For millenia, for as long as anybody can remember or the history books can tell, Kerbals have been renowned for their extraordinary Kurm hunting. The Kurm, being somewhat like a little green burrowing fox, is difficult to hunt and track because it spends much of its time under the soil; thus, Kerbals are perpetually staring at the dirt, digging and hunting for their elusive prey.

Until one day a young Kerbal, while digging after a particularly energetic Kurm he was hunting, suddenly found the creature — now cornered against a large boulder — turning upon him! It bit him on the finger, and the young Kerbal yelped in surprise (Kurms are not aggressive creatures, so this was a very shocking turn of events!) and lurched backward, tripping over an exposed rock behind him. Totally off-guard and already off-balance, he tumbled backward and smacked his head on another rock.
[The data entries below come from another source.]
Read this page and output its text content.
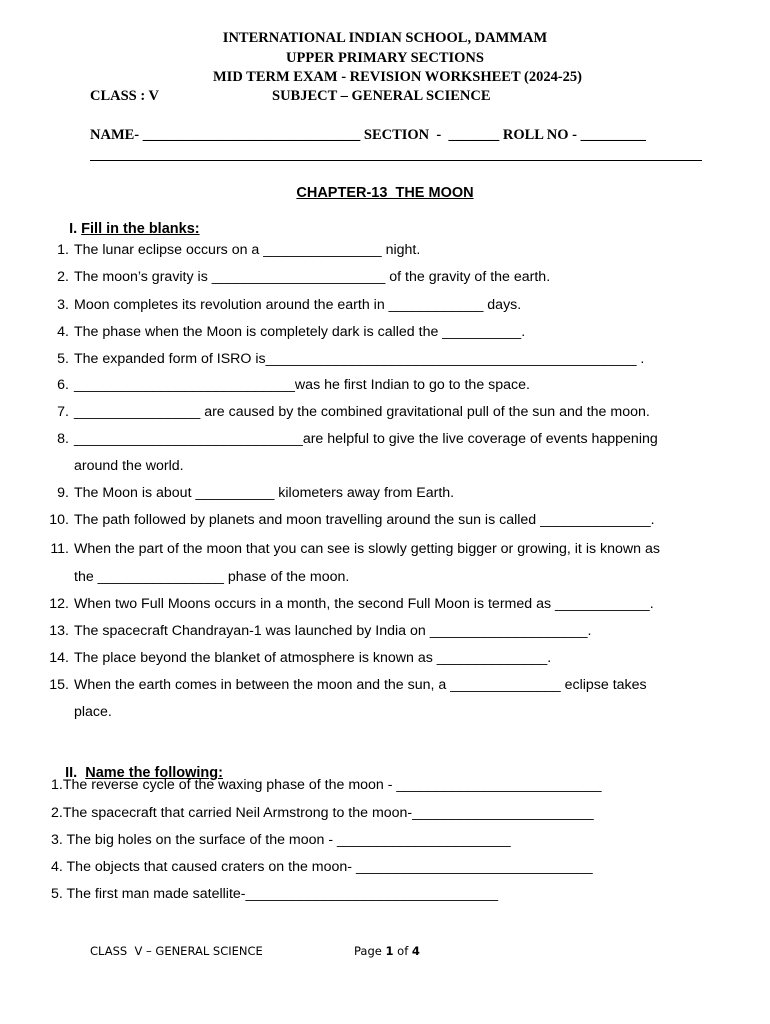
INTERNATIONAL INDIAN SCHOOL, DAMMAM
UPPER PRIMARY SECTIONS
MID TERM EXAM - REVISION WORKSHEET (2024-25)
CLASS : V	SUBJECT – GENERAL SCIENCE
NAME- ______________________________ SECTION  -  _______ ROLL NO - _________
CHAPTER-13  THE MOON

I. Fill in the blanks:

1. The lunar eclipse occurs on a _______________ night.
2. The moon’s gravity is ______________________ of the gravity of the earth.
3. Moon completes its revolution around the earth in ____________ days.
4. The phase when the Moon is completely dark is called the __________.
5. The expanded form of ISRO is_______________________________________________ .
6. ____________________________was he first Indian to go to the space.
7. ________________ are caused by the combined gravitational pull of the sun and the moon.
8. _____________________________are helpful to give the live coverage of events happening
around the world.
9. The Moon is about __________ kilometers away from Earth.
10. The path followed by planets and moon travelling around the sun is called ______________.
11. When the part of the moon that you can see is slowly getting bigger or growing, it is known as
the ________________ phase of the moon.
12. When two Full Moons occurs in a month, the second Full Moon is termed as ____________.
13. The spacecraft Chandrayan-1 was launched by India on ____________________.
14. The place beyond the blanket of atmosphere is known as ______________.
15. When the earth comes in between the moon and the sun, a ______________ eclipse takes
place.

II. Name the following:

1.The reverse cycle of the waxing phase of the moon - __________________________
2.The spacecraft that carried Neil Armstrong to the moon-_______________________
3. The big holes on the surface of the moon - ______________________
4. The objects that caused craters on the moon- ______________________________
5. The first man made satellite-________________________________
CLASS  V – GENERAL SCIENCE	Page 1 of 4
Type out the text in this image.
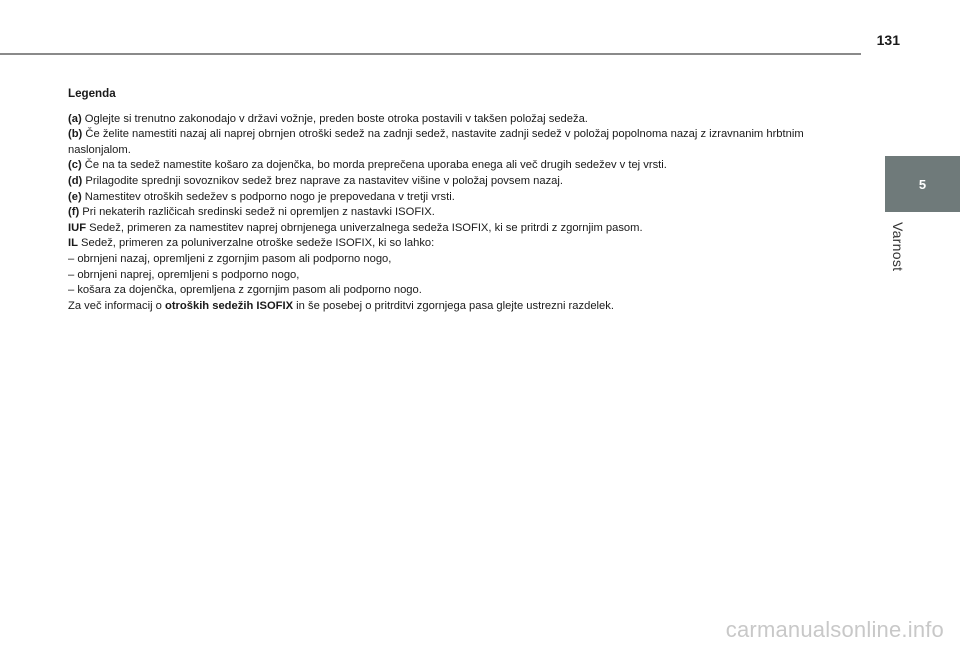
131
5
Varnost
Legenda

(a) Oglejte si trenutno zakonodajo v državi vožnje, preden boste otroka postavili v takšen položaj sedeža.

(b) Če želite namestiti nazaj ali naprej obrnjen otroški sedež na zadnji sedež, nastavite zadnji sedež v položaj popolnoma nazaj z izravnanim hrbtnim naslonjalom.

(c) Če na ta sedež namestite košaro za dojenčka, bo morda preprečena uporaba enega ali več drugih sedežev v tej vrsti.

(d) Prilagodite sprednji sovoznikov sedež brez naprave za nastavitev višine v položaj povsem nazaj.

(e) Namestitev otroških sedežev s podporno nogo je prepovedana v tretji vrsti.

(f) Pri nekaterih različicah sredinski sedež ni opremljen z nastavki ISOFIX.

IUF Sedež, primeren za namestitev naprej obrnjenega univerzalnega sedeža ISOFIX, ki se pritrdi z zgornjim pasom.

IL Sedež, primeren za poluniverzalne otroške sedeže ISOFIX, ki so lahko:

– obrnjeni nazaj, opremljeni z zgornjim pasom ali podporno nogo,

– obrnjeni naprej, opremljeni s podporno nogo,

– košara za dojenčka, opremljena z zgornjim pasom ali podporno nogo.

Za več informacij o otroških sedežih ISOFIX in še posebej o pritrditvi zgornjega pasa glejte ustrezni razdelek.

carmanualsonline.info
Rubbing his aching head, this young Kerbal blinked his eyes repeatedly, trying to get the stars in his vision to clear. Until he realized that the stars were not, in fact, in his vision — they were actually above his head! Amazed and bewildered, he stood up, and stared at the sky.

For the first time in history, a Kerbal looked up. And lo! were the stars discovered.
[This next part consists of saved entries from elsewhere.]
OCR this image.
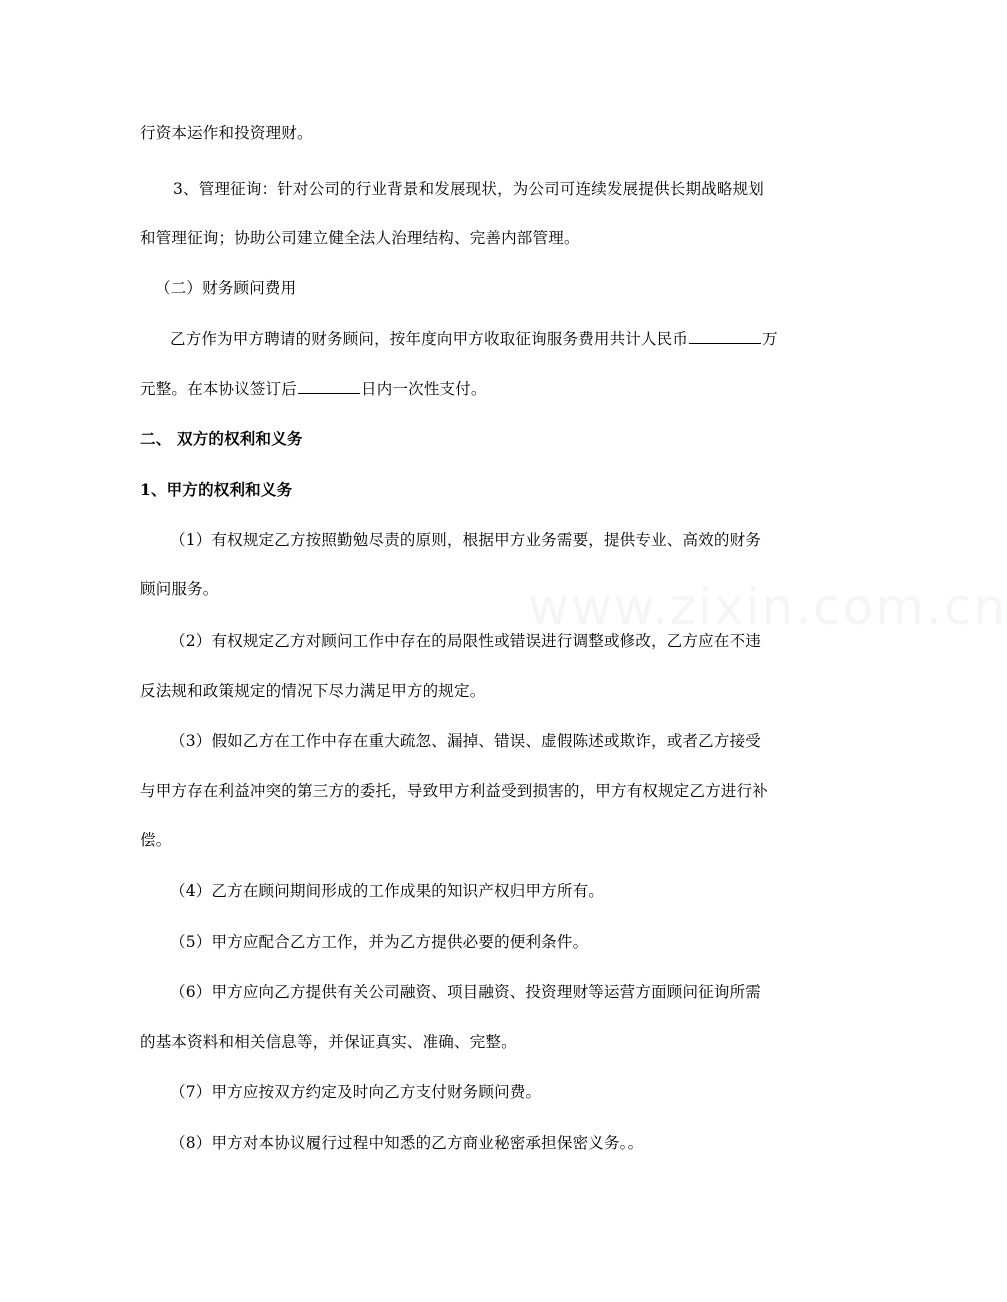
行资本运作和投资理财。
3、管理征询：针对公司的行业背景和发展现状，为公司可连续发展提供长期战略规划
和管理征询；协助公司建立健全法人治理结构、完善内部管理。
（二）财务顾问费用
乙方作为甲方聘请的财务顾问，按年度向甲方收取征询服务费用共计人民币	万
元整。在本协议签订后	日内一次性支付。
二、 双方的权利和义务
1、甲方的权利和义务
（1）有权规定乙方按照勤勉尽责的原则，根据甲方业务需要，提供专业、高效的财务
顾问服务。
（2）有权规定乙方对顾问工作中存在的局限性或错误进行调整或修改，乙方应在不违
反法规和政策规定的情况下尽力满足甲方的规定。
（3）假如乙方在工作中存在重大疏忽、漏掉、错误、虚假陈述或欺诈，或者乙方接受
与甲方存在利益冲突的第三方的委托，导致甲方利益受到损害的，甲方有权规定乙方进行补
偿。
（4）乙方在顾问期间形成的工作成果的知识产权归甲方所有。
（5）甲方应配合乙方工作，并为乙方提供必要的便利条件。
（6）甲方应向乙方提供有关公司融资、项目融资、投资理财等运营方面顾问征询所需
的基本资料和相关信息等，并保证真实、准确、完整。
（7）甲方应按双方约定及时向乙方支付财务顾问费。
（8）甲方对本协议履行过程中知悉的乙方商业秘密承担保密义务。。
www.zixin.com.cn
But that was not all! As he stared at the stars, trying to count them, sweeping his gaze across the sky, his eyes were caught by another one, much bigger yet somehow quite different from the other stars.

And thus was Mun discovered.

The young Kerbal immediately went and grabbed his two best friends, and brought them to the site of his discovery to show them. They were not impressed by the bright blue sky with the painfully-bright yellow circle, but their friend was so excited he yammered on and on and on about it all day.
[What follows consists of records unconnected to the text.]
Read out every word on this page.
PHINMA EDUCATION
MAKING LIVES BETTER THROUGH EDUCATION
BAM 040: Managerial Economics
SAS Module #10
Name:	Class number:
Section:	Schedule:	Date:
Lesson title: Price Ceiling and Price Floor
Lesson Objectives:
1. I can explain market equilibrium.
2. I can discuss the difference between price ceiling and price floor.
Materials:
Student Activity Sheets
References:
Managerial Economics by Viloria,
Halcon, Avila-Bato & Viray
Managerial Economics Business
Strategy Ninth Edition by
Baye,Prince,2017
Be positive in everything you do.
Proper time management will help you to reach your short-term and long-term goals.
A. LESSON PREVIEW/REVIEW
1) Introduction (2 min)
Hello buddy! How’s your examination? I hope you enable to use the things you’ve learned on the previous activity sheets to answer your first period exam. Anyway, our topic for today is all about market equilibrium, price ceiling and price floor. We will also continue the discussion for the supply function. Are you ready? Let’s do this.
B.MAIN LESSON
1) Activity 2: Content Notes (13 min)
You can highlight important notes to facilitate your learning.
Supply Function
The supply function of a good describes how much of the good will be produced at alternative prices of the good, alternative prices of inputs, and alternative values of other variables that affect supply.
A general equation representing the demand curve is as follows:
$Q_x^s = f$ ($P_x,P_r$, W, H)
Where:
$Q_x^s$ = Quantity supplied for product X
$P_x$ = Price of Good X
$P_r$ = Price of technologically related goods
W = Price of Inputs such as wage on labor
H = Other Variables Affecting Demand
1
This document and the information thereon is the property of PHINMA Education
And then they saw what he had been talking about, and they, too, were mesmerized.

The three friends set about on that very spot to invent the science of rocketry, so that they could go up and investigate these stars themselves. They soon realized rockets alone were not sufficient, and began construction on the KSC (at the time it stood for Krums Suck Cronk, but they later revised it to something that seemed more rocket-y).

It wasn’t long thereafter that the three friends oversaw the construction and launch of Kerbin’s first ever failed rockets. (Eventually they oversaw the first successful one, too, but that was far less exciting.)

The history books are already being updated to include these three visionary Kerbals: Jebediah “Jeb” Kerman, the first Kerbal to look up, and Bill and Bob Kerman, the second and third Kerbals to look up (they still to this day argue over which of them was the third, as neither wants to admit that they believed Jeb at all — and who can blame them?).